The good included a glorious try, sheer speed taking him past his opposite number, Martin Offiah, for the score that threatened to bring Brisbane back into the game.

The bad consisted of a few traces of navety in defence, something that can be forgiven at the age of 19; he turned 20 the following month.

Sailor was in the frame for tour selection from that match onwards, but it was still a surprise to a genuinely unassuming young man when he got the nod, ahead of several more experienced candidates.

Better still, he got the chance to impress in the first match in Britain that traditionally identifies one or two players who are going to make a hitherto unsuspected impact on the tour.

Sailor scored two memorable tries against Cumbria at Workington last Sunday, the second of them as lavish and extravagant in its inception and execution as anything that Offiah has produced, taking him from try-line to try-line and leaving a string of Cumbrians bemused by the best body-swerve any of them can ever have seen.

Although he has arrived in the British consciousness with the same speed he showed at Derwent Park, Sailor is actually something of a late developer. His schoolboy football, in the small town of Sarina, near Mackay in Central Queensland, was only modestly successful.

'I didn't make the Queensland Schoolboys side and I was turned down by three Sydney clubs,' he recalls.

Even the decision of the Brisbane Broncos to take him on was something of an afterthought, he says. It was the club's trainer, Kevin Giles, who persuaded them to sign him, and he was more immediately impressed by his ability as an athlete than as a footballer.

'I think they were only looking for me to make up the numbers at that stage,' Sailor says.

It is easy to see why Giles was excited. Sailor is that rare and mouthwatering combination of a big, strapping character with perfect balance as well as pace.

Although he has been timed at 10.9 for the 100 metres, Giles believes that the 400 would be his ideal distance and that he could reach Olympic standard if he was to concentrate on running instead of rugby.

It takes more than outstanding ability to get you into the Aussie Test side, however, and Sailor knows that he faces formidable competition.

There is the regular Test winger, Michael Hancock, a handful for Leeds every time he got the ball on Wednesday.

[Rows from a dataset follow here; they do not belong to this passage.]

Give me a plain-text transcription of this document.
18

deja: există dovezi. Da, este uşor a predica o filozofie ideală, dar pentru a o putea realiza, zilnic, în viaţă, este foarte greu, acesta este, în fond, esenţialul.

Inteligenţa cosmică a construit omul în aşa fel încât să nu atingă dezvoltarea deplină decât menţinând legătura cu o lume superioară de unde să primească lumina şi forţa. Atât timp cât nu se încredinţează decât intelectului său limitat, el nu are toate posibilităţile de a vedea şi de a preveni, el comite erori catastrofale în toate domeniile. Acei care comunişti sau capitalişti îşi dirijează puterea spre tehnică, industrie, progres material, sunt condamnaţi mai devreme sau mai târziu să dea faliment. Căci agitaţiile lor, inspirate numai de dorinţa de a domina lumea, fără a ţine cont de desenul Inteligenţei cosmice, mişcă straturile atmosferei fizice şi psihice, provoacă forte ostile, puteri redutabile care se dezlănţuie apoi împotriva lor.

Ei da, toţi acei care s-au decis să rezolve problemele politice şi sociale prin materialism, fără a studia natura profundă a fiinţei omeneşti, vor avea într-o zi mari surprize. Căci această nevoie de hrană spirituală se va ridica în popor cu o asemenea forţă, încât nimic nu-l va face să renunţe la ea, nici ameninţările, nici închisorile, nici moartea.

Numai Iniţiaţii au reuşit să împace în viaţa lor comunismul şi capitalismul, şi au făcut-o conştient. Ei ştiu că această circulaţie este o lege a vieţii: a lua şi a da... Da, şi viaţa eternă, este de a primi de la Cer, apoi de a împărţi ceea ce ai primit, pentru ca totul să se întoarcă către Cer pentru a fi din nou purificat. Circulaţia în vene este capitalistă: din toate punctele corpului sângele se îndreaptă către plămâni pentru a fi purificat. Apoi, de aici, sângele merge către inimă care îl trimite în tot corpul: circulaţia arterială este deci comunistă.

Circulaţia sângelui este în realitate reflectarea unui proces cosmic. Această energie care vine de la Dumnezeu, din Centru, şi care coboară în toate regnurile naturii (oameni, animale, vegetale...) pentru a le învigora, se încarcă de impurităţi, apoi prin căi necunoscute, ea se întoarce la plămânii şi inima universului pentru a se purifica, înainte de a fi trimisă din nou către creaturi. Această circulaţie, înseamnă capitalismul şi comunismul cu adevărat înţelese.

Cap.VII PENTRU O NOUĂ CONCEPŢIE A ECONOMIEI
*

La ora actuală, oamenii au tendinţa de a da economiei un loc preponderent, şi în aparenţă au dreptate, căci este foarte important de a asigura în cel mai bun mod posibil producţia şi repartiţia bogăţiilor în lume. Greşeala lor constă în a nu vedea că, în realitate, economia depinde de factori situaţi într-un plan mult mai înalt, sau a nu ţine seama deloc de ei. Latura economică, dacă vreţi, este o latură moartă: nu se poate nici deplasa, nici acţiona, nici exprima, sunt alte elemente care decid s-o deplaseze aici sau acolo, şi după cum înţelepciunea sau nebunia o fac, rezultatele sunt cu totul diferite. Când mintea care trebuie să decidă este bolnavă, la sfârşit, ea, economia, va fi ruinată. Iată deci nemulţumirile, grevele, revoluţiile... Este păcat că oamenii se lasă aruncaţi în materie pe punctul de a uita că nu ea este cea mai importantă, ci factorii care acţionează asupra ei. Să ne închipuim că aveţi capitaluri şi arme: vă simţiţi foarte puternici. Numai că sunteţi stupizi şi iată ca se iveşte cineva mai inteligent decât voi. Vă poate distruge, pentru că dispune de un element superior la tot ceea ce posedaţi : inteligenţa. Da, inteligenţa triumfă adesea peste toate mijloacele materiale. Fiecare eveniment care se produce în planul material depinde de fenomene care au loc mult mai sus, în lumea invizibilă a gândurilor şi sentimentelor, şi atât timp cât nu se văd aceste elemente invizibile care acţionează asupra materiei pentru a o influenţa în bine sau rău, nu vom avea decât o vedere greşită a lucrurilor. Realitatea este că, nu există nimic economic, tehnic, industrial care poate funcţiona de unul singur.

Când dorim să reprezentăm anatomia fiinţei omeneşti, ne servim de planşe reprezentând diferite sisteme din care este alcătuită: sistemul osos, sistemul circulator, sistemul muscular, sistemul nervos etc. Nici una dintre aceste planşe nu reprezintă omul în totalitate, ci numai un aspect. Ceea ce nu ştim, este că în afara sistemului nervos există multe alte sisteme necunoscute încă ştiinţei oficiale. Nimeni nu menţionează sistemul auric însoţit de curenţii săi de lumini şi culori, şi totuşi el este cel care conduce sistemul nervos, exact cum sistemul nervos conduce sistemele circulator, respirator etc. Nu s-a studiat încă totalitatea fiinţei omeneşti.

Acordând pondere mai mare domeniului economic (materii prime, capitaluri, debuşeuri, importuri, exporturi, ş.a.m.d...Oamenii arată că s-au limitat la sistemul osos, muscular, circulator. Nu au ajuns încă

There is the silken class of Andrew Ettingshausen, who scored a hat- trick at Headingley, and would have played today but for a knock to the thigh he picked up.

There is also Rod Wishart, who, apart from his general ability, covers one of the few relative weaknesses in this Australian party by being an expert goal-kicker.

'It's going to be a real battle for the wing places,' Sailor says. 'It doesn't really look too good for me, although I think I can make out a good case for a place in the 17.'

Sailor underestimates the impact he has already made on this tour, both as a player and as one of its more charismatic personalities - the crowds of children around him in Workington were evidence of that.

Another eye-catching performance at Central Park this afternoon would make it difficult to hold him back any longer and the fact that Wigan are the opposition will put an extra spring in his stride.

'Every game at these historic grounds in England is special for me, but against a side that can call itself world champions it's extra special,' says a man who is emerging as rather special himself.